Clean Energy Group has been active in helping low-income communities and go solar and use energy storages. It recently issued seven grants to help community-based nonprofits and affordable housing developers build organizational capacity to add in solar and energy storage systems.
“The policy and rate changes that are happening right now in California will have a major impact on the state’s solar customers, and it won’t be long before we see these same trends repeat themselves in other leading solar states,” said report co-author Seth Mullendore, a project director at Clean Energy Group. “This new economic analysis is yet another indicator that the future success of solar will increasingly depend on energy storage.”
As California utilities shift their rate structures to include demand costs and time of use charges, while seeking to reduce net-metering, they’re adding costs to consumers and reducing the value of solar power.
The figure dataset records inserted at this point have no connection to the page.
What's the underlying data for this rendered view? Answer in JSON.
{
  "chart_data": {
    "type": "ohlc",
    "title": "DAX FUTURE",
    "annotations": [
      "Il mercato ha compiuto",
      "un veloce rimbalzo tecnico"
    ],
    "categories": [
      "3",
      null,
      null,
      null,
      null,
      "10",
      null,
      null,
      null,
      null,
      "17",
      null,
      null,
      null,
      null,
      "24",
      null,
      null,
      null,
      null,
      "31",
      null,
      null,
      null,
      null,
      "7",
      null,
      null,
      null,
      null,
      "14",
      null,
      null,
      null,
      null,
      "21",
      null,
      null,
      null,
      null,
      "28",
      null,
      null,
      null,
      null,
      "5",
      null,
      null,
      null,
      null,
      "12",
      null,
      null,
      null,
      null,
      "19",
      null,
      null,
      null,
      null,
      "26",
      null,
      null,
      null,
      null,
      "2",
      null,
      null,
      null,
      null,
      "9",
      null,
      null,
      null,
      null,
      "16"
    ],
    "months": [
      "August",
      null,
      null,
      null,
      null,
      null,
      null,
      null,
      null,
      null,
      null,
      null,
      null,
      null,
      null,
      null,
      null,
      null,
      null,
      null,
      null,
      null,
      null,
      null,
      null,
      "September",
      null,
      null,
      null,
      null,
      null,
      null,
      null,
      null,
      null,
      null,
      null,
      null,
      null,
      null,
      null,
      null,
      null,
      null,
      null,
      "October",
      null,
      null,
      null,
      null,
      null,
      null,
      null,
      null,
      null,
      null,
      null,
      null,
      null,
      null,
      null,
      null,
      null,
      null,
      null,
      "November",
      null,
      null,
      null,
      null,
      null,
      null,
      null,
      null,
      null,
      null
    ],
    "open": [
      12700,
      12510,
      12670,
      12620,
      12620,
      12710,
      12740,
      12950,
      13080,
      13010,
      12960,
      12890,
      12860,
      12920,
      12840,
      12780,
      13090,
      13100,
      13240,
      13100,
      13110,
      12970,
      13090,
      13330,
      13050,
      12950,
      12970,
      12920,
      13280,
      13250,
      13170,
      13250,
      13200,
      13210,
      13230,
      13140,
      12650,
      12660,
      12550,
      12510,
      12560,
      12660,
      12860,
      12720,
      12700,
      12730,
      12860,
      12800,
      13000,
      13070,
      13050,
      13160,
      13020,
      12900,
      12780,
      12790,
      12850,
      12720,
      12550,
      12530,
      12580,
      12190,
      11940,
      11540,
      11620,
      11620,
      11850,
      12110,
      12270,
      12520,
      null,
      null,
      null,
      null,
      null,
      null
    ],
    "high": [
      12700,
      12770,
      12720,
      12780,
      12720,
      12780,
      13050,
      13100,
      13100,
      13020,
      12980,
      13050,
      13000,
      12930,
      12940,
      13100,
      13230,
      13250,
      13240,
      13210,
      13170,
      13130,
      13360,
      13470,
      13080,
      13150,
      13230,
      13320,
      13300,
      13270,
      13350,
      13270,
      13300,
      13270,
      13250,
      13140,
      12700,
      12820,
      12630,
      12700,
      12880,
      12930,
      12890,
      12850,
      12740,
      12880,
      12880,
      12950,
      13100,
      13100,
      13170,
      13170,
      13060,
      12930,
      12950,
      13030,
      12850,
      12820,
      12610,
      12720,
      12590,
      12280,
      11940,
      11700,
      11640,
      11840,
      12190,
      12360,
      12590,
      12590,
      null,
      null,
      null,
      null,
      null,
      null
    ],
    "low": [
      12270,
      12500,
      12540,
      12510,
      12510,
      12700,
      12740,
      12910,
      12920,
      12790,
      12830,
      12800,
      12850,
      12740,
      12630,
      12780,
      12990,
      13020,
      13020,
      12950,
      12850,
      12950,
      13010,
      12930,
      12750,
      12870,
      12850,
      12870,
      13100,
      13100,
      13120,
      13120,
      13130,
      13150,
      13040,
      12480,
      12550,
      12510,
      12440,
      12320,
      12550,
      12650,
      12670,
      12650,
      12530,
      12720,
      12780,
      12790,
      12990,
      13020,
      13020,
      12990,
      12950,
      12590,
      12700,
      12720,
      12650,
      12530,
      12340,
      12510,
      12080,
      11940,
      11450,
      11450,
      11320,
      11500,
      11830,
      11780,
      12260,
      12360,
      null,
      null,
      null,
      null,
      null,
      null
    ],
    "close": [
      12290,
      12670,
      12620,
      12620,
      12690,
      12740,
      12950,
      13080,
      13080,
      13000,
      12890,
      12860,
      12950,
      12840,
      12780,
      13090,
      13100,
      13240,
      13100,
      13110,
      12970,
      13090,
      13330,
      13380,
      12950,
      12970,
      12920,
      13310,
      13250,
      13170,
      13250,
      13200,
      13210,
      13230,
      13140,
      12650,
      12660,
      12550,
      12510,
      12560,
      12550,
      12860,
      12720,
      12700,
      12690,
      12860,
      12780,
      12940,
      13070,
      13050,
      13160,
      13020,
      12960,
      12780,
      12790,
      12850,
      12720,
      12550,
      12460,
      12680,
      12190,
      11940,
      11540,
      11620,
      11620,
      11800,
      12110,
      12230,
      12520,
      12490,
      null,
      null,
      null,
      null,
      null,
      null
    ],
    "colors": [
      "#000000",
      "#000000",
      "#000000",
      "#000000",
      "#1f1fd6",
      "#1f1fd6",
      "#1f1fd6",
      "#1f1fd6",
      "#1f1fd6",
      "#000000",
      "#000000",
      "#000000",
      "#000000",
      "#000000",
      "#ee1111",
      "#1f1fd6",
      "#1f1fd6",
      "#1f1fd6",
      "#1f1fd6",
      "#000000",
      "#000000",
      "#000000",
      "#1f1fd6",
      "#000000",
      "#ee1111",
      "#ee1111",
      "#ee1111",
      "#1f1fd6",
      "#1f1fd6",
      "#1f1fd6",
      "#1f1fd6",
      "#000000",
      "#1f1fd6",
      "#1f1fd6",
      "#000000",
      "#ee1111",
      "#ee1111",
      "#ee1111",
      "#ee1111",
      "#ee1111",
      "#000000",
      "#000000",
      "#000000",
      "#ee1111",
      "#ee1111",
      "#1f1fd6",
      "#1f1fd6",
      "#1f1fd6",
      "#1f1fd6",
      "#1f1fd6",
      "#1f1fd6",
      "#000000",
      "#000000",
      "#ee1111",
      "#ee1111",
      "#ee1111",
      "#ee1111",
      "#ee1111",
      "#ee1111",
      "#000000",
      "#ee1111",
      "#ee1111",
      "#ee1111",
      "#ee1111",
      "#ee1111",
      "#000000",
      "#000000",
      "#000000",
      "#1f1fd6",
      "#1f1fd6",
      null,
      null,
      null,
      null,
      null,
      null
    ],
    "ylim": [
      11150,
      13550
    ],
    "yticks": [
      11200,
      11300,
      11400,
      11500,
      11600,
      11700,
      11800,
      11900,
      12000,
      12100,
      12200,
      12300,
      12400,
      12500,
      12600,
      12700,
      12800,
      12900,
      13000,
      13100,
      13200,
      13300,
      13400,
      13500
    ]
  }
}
This will affect those in affordable housing more than others as more of their limited income is focussed on paying for their energy use than those who make more.
The study comes as California prepares to ramp up support for low-income solar through its Multifamily Affordable Housing Solar Roofs Program. The program could allocate up to $1 billion to develop solar energy systems over the next decade.
“The sheer magnitude of negative impacts that we found should serve as a warning sign for California’s affordable housing sector,” said Wayne Waite, who co-wrote Clean energy Group’s Solar Risk: How Energy Storage Can Preserve Solar Savings in California Affordable Housing. Waite is a program and policy consultant for a nonprofit coalition of California environmental justice and housing advocates. “The proposed policy and rate changes could lead to a significant increase in demand charges along with the devaluation of stand-alone solar due to later time-of-use periods—in short, higher electric bills for solar customers,” he said.
The study found that as such changes are made, effectively managing a building’s electric demand with energy storage could create additional savings allowing its residents to enjoy the savings from solar power that they were previously experiencing. Already, the property’s total energy bill savings could be amplified by energy storage, according to the study. “In a scenario where storage allowed the property to switch utility rate tariffs, the integrated solar-plus-storage system could deliver more than eight times the savings of a solar-only system under the proposed changes,” Clean Energy Group explained.
The organization modeled its study on a 50-unit affordable housing building in San Diego. It used a rate tariff it said would be widely applicable to medium- to larger-sized commercial properties in the region.